The possible advantage is that if we drop all block devices under
s_umount then we can remove the superblock from fs_type->s_instances in
the old location again. I'm not convinced it's worth it but it's a
possible simplification. I'm not even arguing it's objectively better I
think it's a matter of taste in the end.

> 
> > I think
> > that should be fine but I wanted to propose an alternative to that as
> > well: cheap mark-for-release under s_umount and heavy-duty without
> > s_umount. But I guess it doesn't matter because most filesystems did use
> > to close devices under s_umount before anyway. Let me know what you
> > think makes the most sense.
> 
> I think we should make it as simple as possible for filesystems. As I said

Yes, I fully agree.

The really good thing about the current mechanism is that it's
completely vfs-only. With s_umount/open_mutex ordering fixed filesystems
can now close block devices wherever and the vfs will ensure that you
don't get spurious ebusy. And the filesystem doesn't have to know a
thing about it or take any care.

> above I don't think s_umount hold time really matters so the only thing
> that limits us are locking constraints. During superblock shutdown the only
> thing that currently cannot be done under s_umount (that I'm aware of) is the
> teardown of the sb->s_bdi because that waits for writeback threads and
> those can be blocked waiting for s_umount.

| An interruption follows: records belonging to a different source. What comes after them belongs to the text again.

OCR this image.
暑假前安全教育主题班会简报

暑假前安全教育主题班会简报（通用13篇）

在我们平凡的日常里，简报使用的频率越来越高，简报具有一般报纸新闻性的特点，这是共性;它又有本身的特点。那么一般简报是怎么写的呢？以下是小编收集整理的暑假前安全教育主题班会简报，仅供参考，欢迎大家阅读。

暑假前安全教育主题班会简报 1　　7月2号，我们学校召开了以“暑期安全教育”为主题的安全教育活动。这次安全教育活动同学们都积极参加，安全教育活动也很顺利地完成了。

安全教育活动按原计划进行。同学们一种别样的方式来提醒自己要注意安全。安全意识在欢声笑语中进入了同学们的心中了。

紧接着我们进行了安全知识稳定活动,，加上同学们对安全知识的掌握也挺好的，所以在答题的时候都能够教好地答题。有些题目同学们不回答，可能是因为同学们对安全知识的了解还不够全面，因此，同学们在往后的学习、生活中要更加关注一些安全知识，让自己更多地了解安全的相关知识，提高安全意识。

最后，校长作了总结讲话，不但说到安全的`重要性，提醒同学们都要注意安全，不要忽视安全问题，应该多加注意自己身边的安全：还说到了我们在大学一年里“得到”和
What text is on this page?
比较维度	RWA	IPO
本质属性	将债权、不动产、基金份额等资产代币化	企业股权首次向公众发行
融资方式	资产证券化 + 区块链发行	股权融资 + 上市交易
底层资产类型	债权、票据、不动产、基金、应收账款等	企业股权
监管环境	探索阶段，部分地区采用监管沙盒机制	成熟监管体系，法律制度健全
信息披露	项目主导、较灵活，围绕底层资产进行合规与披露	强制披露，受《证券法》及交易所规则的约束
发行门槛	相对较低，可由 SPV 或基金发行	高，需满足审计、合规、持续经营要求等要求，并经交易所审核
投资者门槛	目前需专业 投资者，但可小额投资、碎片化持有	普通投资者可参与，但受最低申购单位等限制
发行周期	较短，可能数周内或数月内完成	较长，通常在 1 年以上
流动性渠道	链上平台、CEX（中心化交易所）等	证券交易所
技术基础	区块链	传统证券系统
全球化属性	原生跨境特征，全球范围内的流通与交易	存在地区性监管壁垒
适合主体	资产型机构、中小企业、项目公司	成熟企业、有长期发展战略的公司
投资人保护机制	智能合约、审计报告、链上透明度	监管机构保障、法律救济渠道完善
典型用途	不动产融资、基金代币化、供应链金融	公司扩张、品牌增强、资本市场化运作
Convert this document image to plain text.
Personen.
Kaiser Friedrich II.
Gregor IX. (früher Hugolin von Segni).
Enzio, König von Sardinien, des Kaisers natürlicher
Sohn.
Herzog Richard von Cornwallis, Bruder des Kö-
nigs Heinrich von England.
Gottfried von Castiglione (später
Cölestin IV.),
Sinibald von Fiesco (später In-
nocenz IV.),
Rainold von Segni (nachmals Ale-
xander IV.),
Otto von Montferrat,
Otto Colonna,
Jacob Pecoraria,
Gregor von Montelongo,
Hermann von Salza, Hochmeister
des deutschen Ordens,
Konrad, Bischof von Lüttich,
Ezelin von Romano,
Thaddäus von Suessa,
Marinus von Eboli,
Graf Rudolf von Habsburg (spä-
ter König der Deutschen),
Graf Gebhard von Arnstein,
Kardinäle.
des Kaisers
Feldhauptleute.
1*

Which we don't need to change if it's working fine.

> 
> So if we wanted we could just move ext4 & xfs bdev closing back into
> ->put_super to avoid ext4_kill_sb() and somewhat slim down xfs_mount_free()
> but otherwise I don't see much space for simplification or need for adding
> more callbacks :)

I mean, that I would only think is useful if we really wanted to close
all block devices under s_umount to possible be remove the waiting
mechanism we have right now. Otherwise I think it's churn for the sake
of churn and I quite like what we have right now.